On 2021/03/01 14:02, Naohiro Aota wrote:
> On Fri, Feb 26, 2021 at 08:11:30PM +0100, David Sterba wrote:
>> On Fri, Feb 26, 2021 at 06:34:36PM +0900, Naohiro Aota wrote:
>>> This commit moves the location of superblock logging zones basing on the
>>> static address instead of the static zone number.
>>>
>>> The following zones are reserved as the circular buffer on zoned btrfs.
>>> - The primary superblock: zone at LBA 0 and the next zone
>>> - The first copy: zone at LBA 16G and the next zone
>>> - The second copy: zone at LBA 256G and the next zone
>>
>> This contains all the important information but somehow feels too short
>> given how many mails we've exchanged and all the reasoning why we do
>> that
>
> Yep, sure. I'll expand the description and repost.
>
>>>
>>> We disallow zone size larger than 8GB not to overlap the superblock log
>>> zones.
>>>
>>> Since the superblock zones overlap, we disallow zone size larger than 8GB.
>>
>> or why we chose 8G to be the reasonable upper limit for the zone size.
>>
>>> Signed-off-by: Naohiro Aota <[email protected]>
>>> ---
>>> fs/btrfs/zoned.c | 21 +++++++++++++++------
>>> 1 file changed, 15 insertions(+), 6 deletions(-)
>>>
>>> diff --git a/fs/btrfs/zoned.c b/fs/btrfs/zoned.c
>>> index 9a5cf153da89..40cb99854844 100644
>>> --- a/fs/btrfs/zoned.c
>>> +++ b/fs/btrfs/zoned.c
>>> @@ -112,10 +112,9 @@ static int sb_write_pointer(struct block_device *bdev,
>>> struct blk_zone *zones,
>>>
>>> /*
>>> * The following zones are reserved as the circular buffer on ZONED btrfs.
>>> - * - The primary superblock: zones 0 and 1
>>> - * - The first copy: zones 16 and 17
>>> - * - The second copy: zones 1024 or zone at 256GB which is minimum, and
>>> - * the following one
>>> + * - The primary superblock: zone at LBA 0 and the next zone
>>> + * - The first copy: zone at LBA 16G and the next zone
>>> + * - The second copy: zone at LBA 256G and the next zone
>>> */
>>> static inline u32 sb_zone_number(int shift, int mirror)
>>> {
>>> @@ -123,8 +122,8 @@ static inline u32 sb_zone_number(int shift, int mirror)
>>>
>>> switch (mirror) {
>>> case 0: return 0;
>>> - case 1: return 16;
>>> - case 2: return min_t(u64, btrfs_sb_offset(mirror) >> shift, 1024);
>>> + case 1: return 1 << (const_ilog2(SZ_16G) - shift);
>>> + case 2: return 1 << (const_ilog2(SZ_1G) + 8 - shift);
>>
>> This ilog(SZ_1G) + 8 is confusing, it should have been 256G for clarity,
>> as it's a constant it'll get expanded at compile time.
>
> I'd like to use SZ_256G here, but linux/sizes.h does not define
> it.
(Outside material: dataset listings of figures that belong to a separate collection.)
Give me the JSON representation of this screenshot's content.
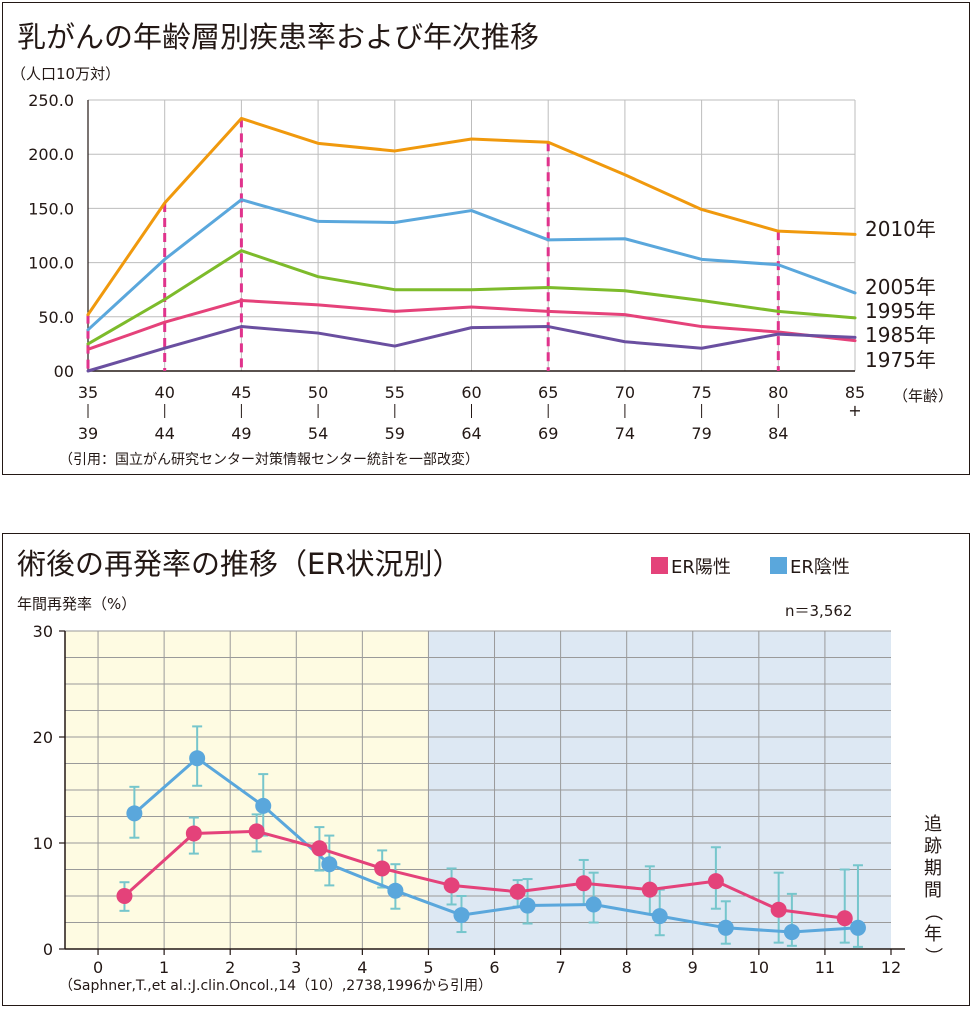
{
  "chart_data": [
    {
      "type": "line",
      "title": "乳がんの年齢層別疾患率および年次推移",
      "ylabel": "（人口10万対）",
      "xlabel": "（年齢）",
      "ylim": [
        0,
        250
      ],
      "y_tick_labels": [
        "00",
        "50.0",
        "100.0",
        "150.0",
        "200.0",
        "250.0"
      ],
      "categories": [
        {
          "top": "35",
          "bottom": "39"
        },
        {
          "top": "40",
          "bottom": "44"
        },
        {
          "top": "45",
          "bottom": "49"
        },
        {
          "top": "50",
          "bottom": "54"
        },
        {
          "top": "55",
          "bottom": "59"
        },
        {
          "top": "60",
          "bottom": "64"
        },
        {
          "top": "65",
          "bottom": "69"
        },
        {
          "top": "70",
          "bottom": "74"
        },
        {
          "top": "75",
          "bottom": "79"
        },
        {
          "top": "80",
          "bottom": "84"
        },
        {
          "top": "85",
          "bottom": "+"
        }
      ],
      "series": [
        {
          "name": "2010年",
          "color": "#f0990d",
          "values": [
            52,
            155,
            233,
            210,
            203,
            214,
            211,
            181,
            149,
            129,
            126
          ]
        },
        {
          "name": "2005年",
          "color": "#5aa7dc",
          "values": [
            38,
            103,
            158,
            138,
            137,
            148,
            121,
            122,
            103,
            98,
            72
          ]
        },
        {
          "name": "1995年",
          "color": "#7dbb2b",
          "values": [
            25,
            66,
            111,
            87,
            75,
            75,
            77,
            74,
            65,
            55,
            49
          ]
        },
        {
          "name": "1985年",
          "color": "#e5427a",
          "values": [
            20,
            45,
            65,
            61,
            55,
            59,
            55,
            52,
            41,
            36,
            28
          ]
        },
        {
          "name": "1975年",
          "color": "#6a4fa0",
          "values": [
            0,
            21,
            41,
            35,
            23,
            40,
            41,
            27,
            21,
            34,
            31
          ]
        }
      ],
      "highlight_reference": {
        "color": "#e0338c",
        "marked_categories": [
          "35",
          "40",
          "45",
          "65",
          "80"
        ]
      },
      "grid": true,
      "legend_placement": "right, next to line ends",
      "source": "（引用：国立がん研究センター対策情報センター統計を一部改変）"
    },
    {
      "type": "line",
      "title": "術後の再発率の推移（ER状況別）",
      "ylabel": "年間再発率（%）",
      "xlabel": "追跡期間（年）",
      "annotation": "n＝3,562",
      "ylim": [
        0,
        30
      ],
      "xlim": [
        -0.5,
        12
      ],
      "x_ticks": [
        0,
        1,
        2,
        3,
        4,
        5,
        6,
        7,
        8,
        9,
        10,
        11,
        12
      ],
      "y_ticks": [
        0,
        10,
        20,
        30
      ],
      "shaded_regions": [
        {
          "from": -0.5,
          "to": 5,
          "color": "#fefbe2"
        },
        {
          "from": 5,
          "to": 12,
          "color": "#dde8f3"
        }
      ],
      "error_bar_color": "#76c6cc",
      "series": [
        {
          "name": "ER陽性",
          "color": "#e4427a",
          "points": [
            {
              "x": 0.4,
              "y": 5.0,
              "low": 3.6,
              "high": 6.3
            },
            {
              "x": 1.45,
              "y": 10.9,
              "low": 9.0,
              "high": 12.4
            },
            {
              "x": 2.4,
              "y": 11.1,
              "low": 9.2,
              "high": 12.7
            },
            {
              "x": 3.35,
              "y": 9.5,
              "low": 7.4,
              "high": 11.5
            },
            {
              "x": 4.3,
              "y": 7.6,
              "low": 5.8,
              "high": 9.3
            },
            {
              "x": 5.35,
              "y": 6.0,
              "low": 4.2,
              "high": 7.6
            },
            {
              "x": 6.35,
              "y": 5.4,
              "low": 4.0,
              "high": 6.5
            },
            {
              "x": 7.35,
              "y": 6.2,
              "low": 4.2,
              "high": 8.4
            },
            {
              "x": 8.35,
              "y": 5.6,
              "low": 3.3,
              "high": 7.8
            },
            {
              "x": 9.35,
              "y": 6.4,
              "low": 3.8,
              "high": 9.6
            },
            {
              "x": 10.3,
              "y": 3.7,
              "low": 0.6,
              "high": 7.2
            },
            {
              "x": 11.3,
              "y": 2.9,
              "low": 0.6,
              "high": 7.5
            }
          ]
        },
        {
          "name": "ER陰性",
          "color": "#5aa7dc",
          "points": [
            {
              "x": 0.55,
              "y": 12.8,
              "low": 10.5,
              "high": 15.3
            },
            {
              "x": 1.5,
              "y": 18.0,
              "low": 15.4,
              "high": 21.0
            },
            {
              "x": 2.5,
              "y": 13.5,
              "low": 10.7,
              "high": 16.5
            },
            {
              "x": 3.5,
              "y": 8.0,
              "low": 6.0,
              "high": 10.7
            },
            {
              "x": 4.5,
              "y": 5.5,
              "low": 3.8,
              "high": 8.0
            },
            {
              "x": 5.5,
              "y": 3.2,
              "low": 1.6,
              "high": 5.0
            },
            {
              "x": 6.5,
              "y": 4.1,
              "low": 2.4,
              "high": 6.6
            },
            {
              "x": 7.5,
              "y": 4.2,
              "low": 2.5,
              "high": 7.2
            },
            {
              "x": 8.5,
              "y": 3.1,
              "low": 1.3,
              "high": 5.6
            },
            {
              "x": 9.5,
              "y": 2.0,
              "low": 0.5,
              "high": 4.5
            },
            {
              "x": 10.5,
              "y": 1.6,
              "low": 0.3,
              "high": 5.2
            },
            {
              "x": 11.5,
              "y": 2.0,
              "low": 0.2,
              "high": 7.9
            }
          ]
        }
      ],
      "legend": [
        {
          "label": "ER陽性",
          "color": "#e4427a"
        },
        {
          "label": "ER陰性",
          "color": "#5aa7dc"
        }
      ],
      "legend_placement": "top-right",
      "grid": true,
      "source": "（Saphner,T.,et al.:J.clin.Oncol.,14（10）,2738,1996から引用）"
    }
  ]
}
I'll define one for us and use it in the next version.
Or just use const_ilog2(256 * SZ_1G)... That is fairly easy to understand :)
I would even go further and add:
#define BTRFS_SB_FIRST_COPY_OFST (16ULL * SZ_1G)
#define BTRFS_SB_SECOND_COPY_OFST (256ULL * SZ_1G)
To be clear about what the values represent.
Then you can have:
+ case 1: return 1 << (const_ilog2(BTRFS_SB_FIRST_COPY_OFST) - shift);
+ case 2: return 1 << (const_ilog2(BTRFS_SB_SECOND_COPY_OFST) - shift);
>
>>> }
>>>
>>> return 0;
>>> @@ -300,6 +299,16 @@ int btrfs_get_dev_zone_info(struct btrfs_device
>>> *device)
>>> zone_sectors = bdev_zone_sectors(bdev);
>>> }
>>>
>>> + /* We don't support zone size > 8G that SB log zones overlap. */
>>> + if (zone_sectors > (SZ_8G >> SECTOR_SHIFT)) {
>>> + btrfs_err_in_rcu(fs_info,
>>> + "zoned: %s: zone size %llu is too large",
>>> + rcu_str_deref(device->name),
>>> + (u64)zone_sectors << SECTOR_SHIFT);
>>> + ret = -EINVAL;
>>> + goto out;
>>> + }
>>> +
>>> nr_sectors = bdev_nr_sectors(bdev);
>>> /* Check if it's power of 2 (see is_power_of_2) */
>>> ASSERT(zone_sectors != 0 && (zone_sectors & (zone_sectors - 1)) == 0);
>>> --
>>> 2.30.1
>
--
Damien Le Moal
Western Digital Research